Maçın ilk dakikalarında sayıları bulan bizdik. Evet, basketbolda maçın başında sayı bulmak sadece "eheh öne geçtik, buradan maç vermeyiz" espirilerini dedirtmeye yarar. Ama şu da var ki, maça iyi başlamak, en azından maçın başa baş geçeceğine de işaret eder. Fakat işler bir anda değişti. Savanoviç hayatının periyodunu oynadı. Bazılarına göre hayatının maçını. Periyot sonunda Savanoviç dışında Efes'in bulduğu 4 veya 6 sayıydyı. Toparlandık, geri geldik. Son 1.5 yılın belki de en iyi 3.periyotunu oynadık. Çok yaklaştık. Önce Songalia artık bizi şaşırtmayan bir şey yaptı, sonrasında Gordon bizi şaşırtan başka bir şey yaptı. 4 sayılık farkın kapanacağı dakikalardı, geri dönen ataklarda fark açıldı.

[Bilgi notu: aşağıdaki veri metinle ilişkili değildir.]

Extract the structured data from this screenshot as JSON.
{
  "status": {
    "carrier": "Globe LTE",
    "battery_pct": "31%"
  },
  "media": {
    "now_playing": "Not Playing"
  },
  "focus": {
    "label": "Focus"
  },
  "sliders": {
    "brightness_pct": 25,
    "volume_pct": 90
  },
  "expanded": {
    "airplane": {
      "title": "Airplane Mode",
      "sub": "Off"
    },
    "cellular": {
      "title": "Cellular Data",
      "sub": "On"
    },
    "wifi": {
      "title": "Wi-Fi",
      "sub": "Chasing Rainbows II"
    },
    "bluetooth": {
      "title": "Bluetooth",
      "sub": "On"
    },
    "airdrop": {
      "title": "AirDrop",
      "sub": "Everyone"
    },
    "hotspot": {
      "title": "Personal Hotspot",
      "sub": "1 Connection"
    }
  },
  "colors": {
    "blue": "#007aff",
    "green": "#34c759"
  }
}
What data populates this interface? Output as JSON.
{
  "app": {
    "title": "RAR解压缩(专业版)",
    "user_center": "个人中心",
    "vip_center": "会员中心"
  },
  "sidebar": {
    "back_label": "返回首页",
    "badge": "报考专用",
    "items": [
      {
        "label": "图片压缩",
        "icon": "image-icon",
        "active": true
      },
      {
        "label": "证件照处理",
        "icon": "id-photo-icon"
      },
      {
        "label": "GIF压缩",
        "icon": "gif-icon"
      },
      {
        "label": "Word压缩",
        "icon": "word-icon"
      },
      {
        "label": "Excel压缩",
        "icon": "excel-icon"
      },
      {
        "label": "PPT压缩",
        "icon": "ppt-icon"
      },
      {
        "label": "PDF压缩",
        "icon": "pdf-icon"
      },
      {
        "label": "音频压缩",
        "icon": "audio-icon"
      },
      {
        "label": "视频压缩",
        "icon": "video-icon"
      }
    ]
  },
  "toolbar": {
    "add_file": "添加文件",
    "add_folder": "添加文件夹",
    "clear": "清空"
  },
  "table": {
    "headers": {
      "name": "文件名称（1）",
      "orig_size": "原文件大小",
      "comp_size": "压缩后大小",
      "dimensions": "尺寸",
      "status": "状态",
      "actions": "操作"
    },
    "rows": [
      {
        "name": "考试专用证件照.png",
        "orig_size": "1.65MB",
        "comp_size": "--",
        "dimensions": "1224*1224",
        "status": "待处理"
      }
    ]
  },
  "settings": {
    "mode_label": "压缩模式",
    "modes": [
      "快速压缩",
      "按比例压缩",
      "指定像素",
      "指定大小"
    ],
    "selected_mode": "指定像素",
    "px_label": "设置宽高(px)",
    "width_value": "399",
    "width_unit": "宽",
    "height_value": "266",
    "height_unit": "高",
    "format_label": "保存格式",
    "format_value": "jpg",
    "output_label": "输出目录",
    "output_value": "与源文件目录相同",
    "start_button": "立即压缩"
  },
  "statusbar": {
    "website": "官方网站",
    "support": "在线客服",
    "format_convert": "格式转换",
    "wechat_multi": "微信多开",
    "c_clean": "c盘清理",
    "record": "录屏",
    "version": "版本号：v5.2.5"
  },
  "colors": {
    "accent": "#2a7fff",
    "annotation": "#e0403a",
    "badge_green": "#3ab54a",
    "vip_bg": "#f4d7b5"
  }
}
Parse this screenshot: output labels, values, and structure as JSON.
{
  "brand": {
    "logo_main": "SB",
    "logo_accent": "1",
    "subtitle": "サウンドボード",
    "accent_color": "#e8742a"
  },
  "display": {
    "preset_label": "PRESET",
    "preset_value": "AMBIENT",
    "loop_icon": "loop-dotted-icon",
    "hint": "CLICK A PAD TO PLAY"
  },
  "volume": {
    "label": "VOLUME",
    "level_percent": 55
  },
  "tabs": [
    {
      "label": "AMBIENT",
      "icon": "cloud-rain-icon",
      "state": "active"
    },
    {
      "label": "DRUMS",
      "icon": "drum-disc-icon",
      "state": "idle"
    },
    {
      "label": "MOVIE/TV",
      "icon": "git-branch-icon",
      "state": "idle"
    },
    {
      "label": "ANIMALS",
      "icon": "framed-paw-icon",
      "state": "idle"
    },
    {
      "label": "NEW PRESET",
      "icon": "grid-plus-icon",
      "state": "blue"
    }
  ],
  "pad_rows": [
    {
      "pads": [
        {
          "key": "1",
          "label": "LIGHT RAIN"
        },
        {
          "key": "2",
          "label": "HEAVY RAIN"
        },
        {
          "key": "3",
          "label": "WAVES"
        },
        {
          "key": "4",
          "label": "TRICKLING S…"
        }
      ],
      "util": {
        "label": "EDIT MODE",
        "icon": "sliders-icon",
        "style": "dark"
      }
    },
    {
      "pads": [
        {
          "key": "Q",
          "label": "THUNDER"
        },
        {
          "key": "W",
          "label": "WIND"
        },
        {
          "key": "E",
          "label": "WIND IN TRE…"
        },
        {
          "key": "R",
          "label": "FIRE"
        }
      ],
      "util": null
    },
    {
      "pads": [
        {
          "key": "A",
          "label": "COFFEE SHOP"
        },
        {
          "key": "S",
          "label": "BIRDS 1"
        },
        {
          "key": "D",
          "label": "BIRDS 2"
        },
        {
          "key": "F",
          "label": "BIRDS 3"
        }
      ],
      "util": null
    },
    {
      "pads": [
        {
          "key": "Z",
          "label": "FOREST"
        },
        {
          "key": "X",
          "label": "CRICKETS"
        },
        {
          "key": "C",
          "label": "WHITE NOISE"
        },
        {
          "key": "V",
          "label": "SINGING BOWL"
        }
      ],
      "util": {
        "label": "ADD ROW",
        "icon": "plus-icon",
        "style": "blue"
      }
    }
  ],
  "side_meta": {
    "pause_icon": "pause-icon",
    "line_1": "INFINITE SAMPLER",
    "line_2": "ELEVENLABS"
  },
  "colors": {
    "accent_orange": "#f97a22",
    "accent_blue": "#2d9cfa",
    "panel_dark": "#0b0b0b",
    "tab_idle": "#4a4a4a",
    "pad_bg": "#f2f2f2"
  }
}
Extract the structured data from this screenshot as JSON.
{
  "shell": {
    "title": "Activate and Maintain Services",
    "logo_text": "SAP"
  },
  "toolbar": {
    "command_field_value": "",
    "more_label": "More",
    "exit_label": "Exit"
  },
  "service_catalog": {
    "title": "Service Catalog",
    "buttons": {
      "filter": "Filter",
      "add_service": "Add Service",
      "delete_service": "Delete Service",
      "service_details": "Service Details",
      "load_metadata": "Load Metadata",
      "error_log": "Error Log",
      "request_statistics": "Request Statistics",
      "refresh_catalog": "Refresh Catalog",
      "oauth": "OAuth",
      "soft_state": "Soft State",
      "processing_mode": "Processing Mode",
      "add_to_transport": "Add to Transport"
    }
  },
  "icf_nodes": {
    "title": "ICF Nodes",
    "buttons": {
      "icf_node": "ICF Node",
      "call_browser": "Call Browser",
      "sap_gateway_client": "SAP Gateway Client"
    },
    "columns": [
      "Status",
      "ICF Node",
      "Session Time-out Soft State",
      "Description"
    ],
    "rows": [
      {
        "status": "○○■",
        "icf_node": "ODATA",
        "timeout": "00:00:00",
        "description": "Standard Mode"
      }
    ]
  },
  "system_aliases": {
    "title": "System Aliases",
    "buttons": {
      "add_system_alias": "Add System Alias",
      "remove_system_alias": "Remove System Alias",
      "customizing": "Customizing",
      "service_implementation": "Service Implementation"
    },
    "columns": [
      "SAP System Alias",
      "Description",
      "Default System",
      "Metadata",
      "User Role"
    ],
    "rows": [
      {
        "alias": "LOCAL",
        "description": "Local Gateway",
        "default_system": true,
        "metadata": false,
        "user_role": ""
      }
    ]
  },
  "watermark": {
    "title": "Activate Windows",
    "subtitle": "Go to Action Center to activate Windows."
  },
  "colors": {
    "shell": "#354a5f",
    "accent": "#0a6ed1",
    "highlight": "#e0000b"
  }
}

Aslında Efes pek birşey oynamadı. Kötü oynadı demek istemiyorum ama ipleri de eline almadı. Biz ribaund alamadık. Biz sayı sokamadık. Efes de bu hataları, eksikleri zorlanmadan değerlendirdi.
Shumpert ve Ender'in hiç sayısı yok. Furkan 4'te kaldı. Ligin eski sayı kralı, kolej yıllarında efsane olduğu söylenen Ship kendi standartında; 6 sayı. Ship'i ve tabi diğerlerini seviyoruz. Ama sıkıntı daha genelde zaten. Daha önce defalarca yazdığımız gibi, takım savunma yapa yapa hücumu unuttu. Uğur Ozan kardeşime söz verdim dönüş yolunda; Efes ile oynanacak diğer maçın sonuna kadar takım veya sistemle alakalı herhangi bir eleştiri veya yorum yapmayacağım. O yüzden kesiyorum. Bu maçın taktiksel olarak devamı o zaman yapılır.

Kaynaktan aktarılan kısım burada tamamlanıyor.